Load data with latte order.rn workload mentioned here (https://docs.google.com/document/d/11qqu9D1DM8kYTFP3aFhaxFkd4zRnBI6Yh-QPrlnBzfw/edit?usp=sharing)

Do not flush after loading.

Issue the query:

SELECT * FROM orderby WHERE a >= 0.1 AND a < 0.2 ORDER BY a LIMIT 10

It works fine after flushing. I mean, almost - because it is still slow (takes 3 seconds!)

pkolaczk avatar Jul 26 '24 14:07 pkolaczk

@pkolaczk - nice catch. I introduced that bug while resolving merge conflicts.

michaeljmarshall avatar Jul 26 '24 15:07 michaeljmarshall

Retested it and now it works fine.

pkolaczk avatar Jul 26 '24 16:07 pkolaczk

Reviewed the most recent five commits, particularly the CANONICAL filter change. The CANONICAL change resolves all my local reproducers for issues with source Object mismatch when using LIVE sstables containing preemptively opened readers. LGTM!

jkni avatar Jul 30 '24 15:07 jkni

This is overall great new feature!

I'm conditionally approving this, provided the following issues are fixed:

* `SELECT * FROM tab WHERE a > const ORDER BY a` queries currently don't work because of huge performance cost; neither for on-disk or in-memory indexes.

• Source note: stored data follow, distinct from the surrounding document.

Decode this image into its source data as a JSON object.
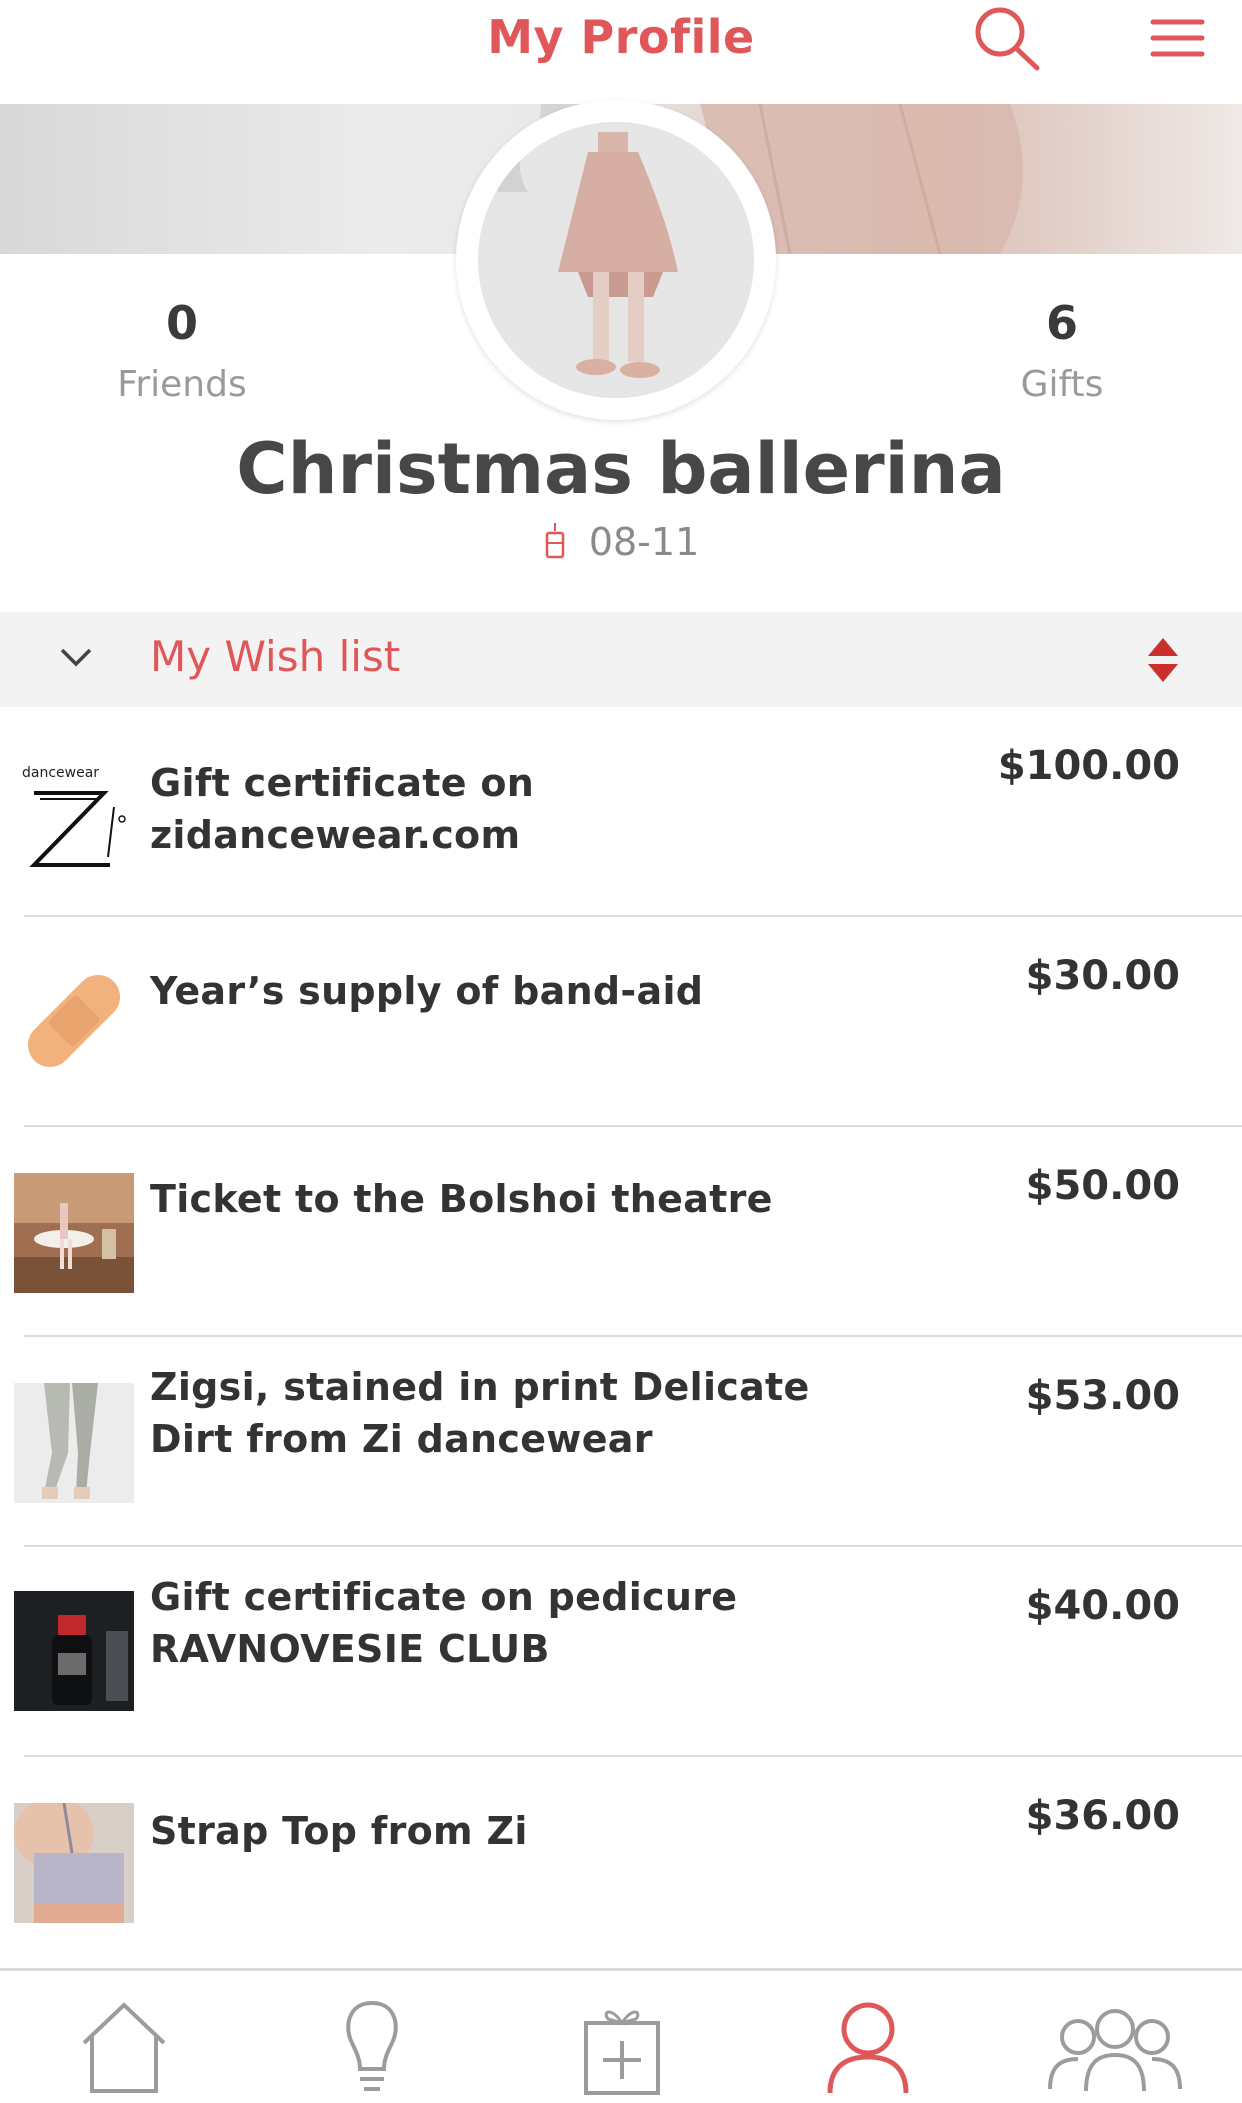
{
  "header": {
    "title": "My Profile"
  },
  "profile": {
    "name": "Christmas ballerina",
    "birthday": "08-11",
    "friends_count": "0",
    "friends_label": "Friends",
    "gifts_count": "6",
    "gifts_label": "Gifts"
  },
  "wishlist": {
    "label": "My Wish list",
    "items": [
      {
        "title": "Gift certificate on zidancewear.com",
        "price": "$100.00",
        "logo_text": "dancewear"
      },
      {
        "title": "Year’s supply of band-aid",
        "price": "$30.00"
      },
      {
        "title": "Ticket to the Bolshoi theatre",
        "price": "$50.00"
      },
      {
        "title": "Zigsi, stained in print Delicate Dirt from Zi dancewear",
        "price": "$53.00"
      },
      {
        "title": "Gift certificate on pedicure RAVNOVESIE CLUB",
        "price": "$40.00"
      },
      {
        "title": "Strap Top from Zi",
        "price": "$36.00"
      }
    ]
  },
  "nav": {
    "tabs": [
      "home-icon",
      "lightbulb-icon",
      "gift-icon",
      "profile-icon",
      "groups-icon"
    ],
    "active": "profile-icon"
  },
  "colors": {
    "accent": "#e0575a",
    "text": "#3a3a3a",
    "muted": "#9a9a9a"
  }
}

Either let's fix it or at least disable it?

* Don't forget to merge the PR for lazy memory index range scans as that PR solves the first performance issues I mentioned in the doc.

Merging this PR with the understanding that we will follow up with individual PRs to address these issues.

michaeljmarshall avatar Jul 31 '24 02:07 michaeljmarshall